While IrishEVs initially tackled the common myths and misconceptions around electric cars in order to educate the public about their benefits compared to internal combustion engine vehicles, the site has since gained a reputation for tackling greenwashing in the automotive and fuel industries.

The site was the first to break the Applegreen greenwashing controversy, where the fuel brand had claimed to offset the emissions of its premium fuels, but neglected to inform the public that this did not include the emissions from extraction or refinement – which typically account for up to 40% of the total greenhouse gas emissions from petrol and diesel.
Nor did Applegreen's marketing acknowledge that the trees being planted to carbon offset the emissions could take upwards of 30 years to capture the emissions that they claimed.

IrishEVs has also been a leading voice in the Irish media about the ecological and climate harm caused by hybrid vehicles, and how manufacturers – Toyota in particular – are using greenwashing campaigns to aid their public image without lowering the emissions of their vehicles.

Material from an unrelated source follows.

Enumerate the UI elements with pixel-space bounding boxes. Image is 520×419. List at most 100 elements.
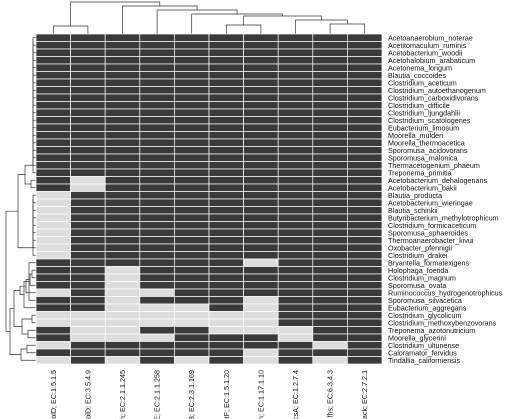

A 2020 report found that carbon emissions from plug-in hybrid vehicles, on average, two-and-a-half times higher than official tests indicate, mirroring the Volkswagen emissions scandal.

IrishEVs also played a key role in the reporting of the Astongate greenwashing scandal in 2020, which involved a number of well-known brands spreading misinformation about electric vehicles in the wake of the UK's declaration to end the sale of combustion engine vehicles from 2030.

In February 2022, IrishEVs launched the Irish Greenwashing Awards to raise awareness of how commonplace greenwashing had become amongst corporations operating in Ireland, and amongst the Irish press itself, and to call for urgent legislation to protect Irish citizens from brands seeking to profit from the Climate Crisis.